Mayfair’s Kallos Gallery is the latest to play on this theme, with an exhibition this summer timed to coincide with the capital’s modern and contemporary art sales. Where we are and where we have been runs from June 26-July 21, and will form part of London Art Week (June 30-July 7).

“With an increasing interest in how ancient art has influenced artistry as a whole, we felt it was the right time to do something to celebrate that,” says Madeleine Perridge, the gallery’s director.

The firm has secured four pieces on loan from the Musée Mougins in the French Riviera. Founded by the British investment manager Christian Levett, the museum is the first of its type dedicated to both antiquities and modern and contemporary art.

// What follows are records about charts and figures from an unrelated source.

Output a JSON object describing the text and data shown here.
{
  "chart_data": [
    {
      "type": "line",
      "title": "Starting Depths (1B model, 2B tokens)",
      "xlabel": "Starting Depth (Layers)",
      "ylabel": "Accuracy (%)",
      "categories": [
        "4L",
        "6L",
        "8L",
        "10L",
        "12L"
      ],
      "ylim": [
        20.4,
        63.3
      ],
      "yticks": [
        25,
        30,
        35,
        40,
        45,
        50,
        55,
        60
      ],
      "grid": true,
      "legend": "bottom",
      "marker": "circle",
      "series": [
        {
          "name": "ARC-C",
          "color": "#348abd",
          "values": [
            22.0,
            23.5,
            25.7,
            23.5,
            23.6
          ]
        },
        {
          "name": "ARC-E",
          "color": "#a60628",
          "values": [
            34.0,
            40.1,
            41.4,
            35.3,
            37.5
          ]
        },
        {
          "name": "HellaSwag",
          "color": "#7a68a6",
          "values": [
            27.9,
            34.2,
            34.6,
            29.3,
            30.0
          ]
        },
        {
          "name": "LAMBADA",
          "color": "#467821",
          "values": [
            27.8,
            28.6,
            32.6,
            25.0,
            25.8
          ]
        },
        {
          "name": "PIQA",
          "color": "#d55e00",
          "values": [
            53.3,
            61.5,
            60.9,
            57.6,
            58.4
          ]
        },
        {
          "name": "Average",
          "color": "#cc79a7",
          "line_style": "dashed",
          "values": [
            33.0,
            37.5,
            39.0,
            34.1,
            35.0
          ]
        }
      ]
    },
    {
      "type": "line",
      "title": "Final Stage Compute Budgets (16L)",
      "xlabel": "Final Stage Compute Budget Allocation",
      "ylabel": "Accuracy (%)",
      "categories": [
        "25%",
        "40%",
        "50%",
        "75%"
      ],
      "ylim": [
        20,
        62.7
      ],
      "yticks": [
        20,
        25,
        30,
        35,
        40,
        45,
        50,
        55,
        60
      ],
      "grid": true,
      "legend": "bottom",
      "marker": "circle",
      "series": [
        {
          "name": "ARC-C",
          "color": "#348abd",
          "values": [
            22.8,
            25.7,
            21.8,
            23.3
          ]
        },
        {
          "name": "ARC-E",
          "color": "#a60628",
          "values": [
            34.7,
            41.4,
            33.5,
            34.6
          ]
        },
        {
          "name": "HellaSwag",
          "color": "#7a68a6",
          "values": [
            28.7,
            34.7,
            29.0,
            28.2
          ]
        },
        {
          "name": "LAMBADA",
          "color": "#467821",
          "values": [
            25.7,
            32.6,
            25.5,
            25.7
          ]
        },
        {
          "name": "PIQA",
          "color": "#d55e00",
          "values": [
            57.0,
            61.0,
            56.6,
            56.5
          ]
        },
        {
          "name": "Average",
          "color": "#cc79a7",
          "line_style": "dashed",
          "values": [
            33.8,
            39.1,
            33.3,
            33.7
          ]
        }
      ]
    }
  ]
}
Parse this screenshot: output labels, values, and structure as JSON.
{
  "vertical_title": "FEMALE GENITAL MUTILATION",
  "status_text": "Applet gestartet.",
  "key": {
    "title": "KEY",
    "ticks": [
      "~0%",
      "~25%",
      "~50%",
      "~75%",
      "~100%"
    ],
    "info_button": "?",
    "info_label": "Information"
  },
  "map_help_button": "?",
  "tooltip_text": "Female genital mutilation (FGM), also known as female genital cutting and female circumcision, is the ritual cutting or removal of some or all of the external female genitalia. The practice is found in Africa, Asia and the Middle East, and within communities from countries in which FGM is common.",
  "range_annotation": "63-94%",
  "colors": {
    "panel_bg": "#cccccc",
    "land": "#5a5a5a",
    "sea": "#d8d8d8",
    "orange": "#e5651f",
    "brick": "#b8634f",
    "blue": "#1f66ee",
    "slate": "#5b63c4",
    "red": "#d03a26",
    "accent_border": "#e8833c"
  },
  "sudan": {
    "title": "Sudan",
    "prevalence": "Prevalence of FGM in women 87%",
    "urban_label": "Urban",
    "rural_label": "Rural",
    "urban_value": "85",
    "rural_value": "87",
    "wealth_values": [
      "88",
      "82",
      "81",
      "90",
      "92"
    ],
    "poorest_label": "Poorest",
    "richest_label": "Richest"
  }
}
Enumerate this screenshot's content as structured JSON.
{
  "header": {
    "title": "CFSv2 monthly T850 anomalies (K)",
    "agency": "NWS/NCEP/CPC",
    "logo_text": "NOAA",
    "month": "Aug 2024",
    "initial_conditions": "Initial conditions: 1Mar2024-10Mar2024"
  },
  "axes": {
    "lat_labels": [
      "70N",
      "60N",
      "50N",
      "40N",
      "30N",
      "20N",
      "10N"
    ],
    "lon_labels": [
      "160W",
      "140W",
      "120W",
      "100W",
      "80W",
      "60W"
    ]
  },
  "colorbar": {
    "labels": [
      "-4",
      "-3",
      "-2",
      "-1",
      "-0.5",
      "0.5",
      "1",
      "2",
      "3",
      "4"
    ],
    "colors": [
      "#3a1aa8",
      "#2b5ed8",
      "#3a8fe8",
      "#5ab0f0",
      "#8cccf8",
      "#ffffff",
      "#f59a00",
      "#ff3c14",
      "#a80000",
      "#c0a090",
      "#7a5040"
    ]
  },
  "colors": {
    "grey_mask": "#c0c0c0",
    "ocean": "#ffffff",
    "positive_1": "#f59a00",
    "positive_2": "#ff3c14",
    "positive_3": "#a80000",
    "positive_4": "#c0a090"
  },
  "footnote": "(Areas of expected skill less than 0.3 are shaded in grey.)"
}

Levett first started collecting contemporary art before a “mind-blowing” discovery of an antiquities auction catalogue introduced him to the world of ancient art.

Perridge says securing the Mougins pieces laid the foundations of the exhibition – “everything else has grown out of that”. Among the exhibits is a Keith Haring (1958-90) vase from Mougins, which will be placed alongside one of Kallos’ own attic geometric vessels.

The exhibition also features ceramics by Pablo Picasso (1881-73) and Jean Cocteau (1889-1963), and modern jewellery by Alexander Calder (1898-1976) and Jacques Lipchitz (1891-73). All exhibits, bar the Mougins pieces, are for sale.